C’est la réponse actuelle aux problèmes de corrosion connus. 2 sources de défauts électriques chargent le bassin électriquement.
- Les propres défauts de la piscine
La piscine génère ses propres défauts électriques corrosifs :
- courants statiques dus au frottement de l’eau avec les plastiques (turbine, canalisations, etc.) ;
- courants de fuite par les appareils très basse tension (électrolyseurs, régulations de niveau, projecteurs fuyards, etc.).
Même s’ils ne présentent aucun danger pour le baigneur, même en milieu immergé (24 V DC maxi), ils suffisent à créer des problèmes de corrosion.
À titre de repère, à partir de 300 mV dans le bassin, les phénomènes de corrosion commencent à s’accélérer. Au-delà de 1 V, outre une corrosion encore plus rapide, les sondes de mesure de pH ou de chlore donnent de mauvaises informations aux régulations automatiques et on peut ainsi se retrouver avec une injection erronée d’acide ou de chlore (ou de tout autre désinfectant).
Astuce : Pour savoir si une sonde est faussée par des courants vagabonds, il suffit de la plonger dans un seau rempli avec de l’eau de piscine. La lecture doit être la même, sinon cela signifie que le bassin est chargé électriquement.

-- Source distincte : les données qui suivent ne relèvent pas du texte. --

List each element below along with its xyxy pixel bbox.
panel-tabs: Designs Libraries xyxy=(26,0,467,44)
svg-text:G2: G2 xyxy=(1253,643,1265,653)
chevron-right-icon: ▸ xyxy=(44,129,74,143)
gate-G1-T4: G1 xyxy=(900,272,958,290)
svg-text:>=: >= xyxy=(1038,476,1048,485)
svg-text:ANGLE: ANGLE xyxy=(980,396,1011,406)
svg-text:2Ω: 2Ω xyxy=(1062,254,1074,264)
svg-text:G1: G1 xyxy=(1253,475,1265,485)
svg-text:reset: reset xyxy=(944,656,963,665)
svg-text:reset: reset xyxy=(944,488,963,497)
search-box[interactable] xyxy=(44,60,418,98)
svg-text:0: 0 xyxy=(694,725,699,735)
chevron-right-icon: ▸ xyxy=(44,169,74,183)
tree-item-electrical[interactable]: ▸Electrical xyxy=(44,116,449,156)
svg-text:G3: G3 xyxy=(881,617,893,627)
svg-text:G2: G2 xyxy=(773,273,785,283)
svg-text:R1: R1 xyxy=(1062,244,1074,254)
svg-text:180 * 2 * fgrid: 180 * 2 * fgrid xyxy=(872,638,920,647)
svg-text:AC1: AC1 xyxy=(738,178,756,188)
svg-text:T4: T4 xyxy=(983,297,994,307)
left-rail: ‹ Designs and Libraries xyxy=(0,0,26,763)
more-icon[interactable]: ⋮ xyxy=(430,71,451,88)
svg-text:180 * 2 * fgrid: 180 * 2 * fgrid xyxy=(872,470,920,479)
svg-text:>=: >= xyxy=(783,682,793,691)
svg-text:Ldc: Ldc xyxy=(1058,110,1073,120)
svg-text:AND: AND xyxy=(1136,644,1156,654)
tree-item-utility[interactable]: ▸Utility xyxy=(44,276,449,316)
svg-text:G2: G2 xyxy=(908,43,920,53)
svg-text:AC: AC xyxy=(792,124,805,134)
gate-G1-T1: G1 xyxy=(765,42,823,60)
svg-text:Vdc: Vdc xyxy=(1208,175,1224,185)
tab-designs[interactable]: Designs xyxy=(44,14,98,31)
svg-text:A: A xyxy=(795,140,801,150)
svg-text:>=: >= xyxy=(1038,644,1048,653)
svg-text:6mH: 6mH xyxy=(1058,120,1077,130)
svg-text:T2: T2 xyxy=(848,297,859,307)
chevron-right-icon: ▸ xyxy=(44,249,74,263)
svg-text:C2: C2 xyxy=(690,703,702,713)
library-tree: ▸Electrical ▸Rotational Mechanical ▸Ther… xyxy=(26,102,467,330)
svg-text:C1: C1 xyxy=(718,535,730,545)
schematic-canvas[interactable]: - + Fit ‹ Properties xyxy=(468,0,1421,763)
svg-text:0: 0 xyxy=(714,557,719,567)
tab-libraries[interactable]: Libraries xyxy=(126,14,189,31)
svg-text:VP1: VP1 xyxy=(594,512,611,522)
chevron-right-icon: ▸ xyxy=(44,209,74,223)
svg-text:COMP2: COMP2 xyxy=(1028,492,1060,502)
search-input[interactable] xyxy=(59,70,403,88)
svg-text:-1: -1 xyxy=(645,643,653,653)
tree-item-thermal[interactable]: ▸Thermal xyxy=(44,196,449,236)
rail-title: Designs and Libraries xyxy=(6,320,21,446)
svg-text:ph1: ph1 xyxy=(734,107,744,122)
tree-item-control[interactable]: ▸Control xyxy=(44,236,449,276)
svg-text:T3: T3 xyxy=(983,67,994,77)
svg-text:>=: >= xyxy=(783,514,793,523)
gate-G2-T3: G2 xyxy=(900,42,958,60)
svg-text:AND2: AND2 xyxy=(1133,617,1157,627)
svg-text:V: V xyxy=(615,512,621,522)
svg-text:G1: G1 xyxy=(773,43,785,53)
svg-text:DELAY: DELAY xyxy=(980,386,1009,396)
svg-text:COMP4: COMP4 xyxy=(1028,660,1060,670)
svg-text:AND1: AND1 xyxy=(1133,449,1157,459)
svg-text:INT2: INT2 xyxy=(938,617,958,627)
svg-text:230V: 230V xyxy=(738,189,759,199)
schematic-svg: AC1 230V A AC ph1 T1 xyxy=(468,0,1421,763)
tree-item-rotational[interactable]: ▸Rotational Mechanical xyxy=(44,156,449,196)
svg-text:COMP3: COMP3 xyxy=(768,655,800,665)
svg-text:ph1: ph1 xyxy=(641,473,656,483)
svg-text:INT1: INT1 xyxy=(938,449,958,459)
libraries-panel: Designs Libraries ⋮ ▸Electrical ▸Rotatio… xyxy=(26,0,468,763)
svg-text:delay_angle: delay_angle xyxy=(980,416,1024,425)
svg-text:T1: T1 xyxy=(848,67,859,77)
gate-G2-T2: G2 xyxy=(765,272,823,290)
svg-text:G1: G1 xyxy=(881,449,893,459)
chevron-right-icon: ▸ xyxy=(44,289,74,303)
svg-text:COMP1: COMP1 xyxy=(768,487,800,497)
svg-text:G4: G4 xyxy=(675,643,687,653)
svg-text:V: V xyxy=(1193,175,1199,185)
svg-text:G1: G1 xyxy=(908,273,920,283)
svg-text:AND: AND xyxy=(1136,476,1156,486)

- Les défauts de l’habitation arrivent jusqu’à la piscine
Souvenons-nous que la carcasse métallique d’une pompe, d’une PAC ou d’un surpresseur est reliée à la terre de l’habitation, et que de par leur conception, certaines carcasses métalliques sont au contact de l’eau de la piscine. C’est un problème connu sur lequel les fabricants s’efforcent de progresser. Encore aujourd’hui, même certaines pompes en matière plastique ne sont pas isolées galvaniquement.
Photo 1 : une pompe de piscine en coupe. On s’aperçoit que les défauts électriques peuvent arriver jusque dans l’eau de la piscine. Ce n’est pas un contact franc, mais nous ne sommes pas isolés (un simple test de continuité entre la carcasse métallique de la pompe et la vis de serrage de la turbine le prouve).
Une partie des défauts de l’habitation peut se retrouver dans l’eau du circuit hydraulique.
Ce sont ces contraintes techniques qui justifient la mise en place d’un poolterre entre les appareillages et le bassin, surtout en présence d’eau salée. Il va de soi qu’interconnecter le poolterre avec la terre de l’habitation serait repartir au point de départ.
PUIS-JE RÉALISER L’INSTALLATION DE MON POOLTERRE MOI-MEME ?
Dès lors que la mise à la terre de l’habitation a déjà été réalisée par l’électricien, la mise en place d’un poolterre séparé a pour rôle avant tout de protéger le matériel. Vous pouvez faire l’installation vous-même (voir LAP 90 pour les conseils de réalisation). La norme ne précise pas la résistance maximale des tests effectués par les fabricants, mais des tests ont prouvé que tous les phénomènes de corrosion disparaissent au-dessous de 20 Ω.
Ci-dessus (photos 2 et 3), une mesure de poolterre raccordé à un piquet de terre. Visiblement un seul piquet est insuffisant ou le piquet est mal placé, dans un sol sec non arrosé régulièrement. Dans ce cas, il faudra placer un 2e piquet de terre dans un endroit régulièrement arrosé (arrosage automatique, goutte-à-goutte de PAC, puits perdu d’eau de lavage du filtre, etc.).
Sur piscine neuve, la meilleure solution pour obtenir un excellent poolterre reste de dérouler 10 mètres de câblette en fond de fouille ou en pied de paroi de la piscine.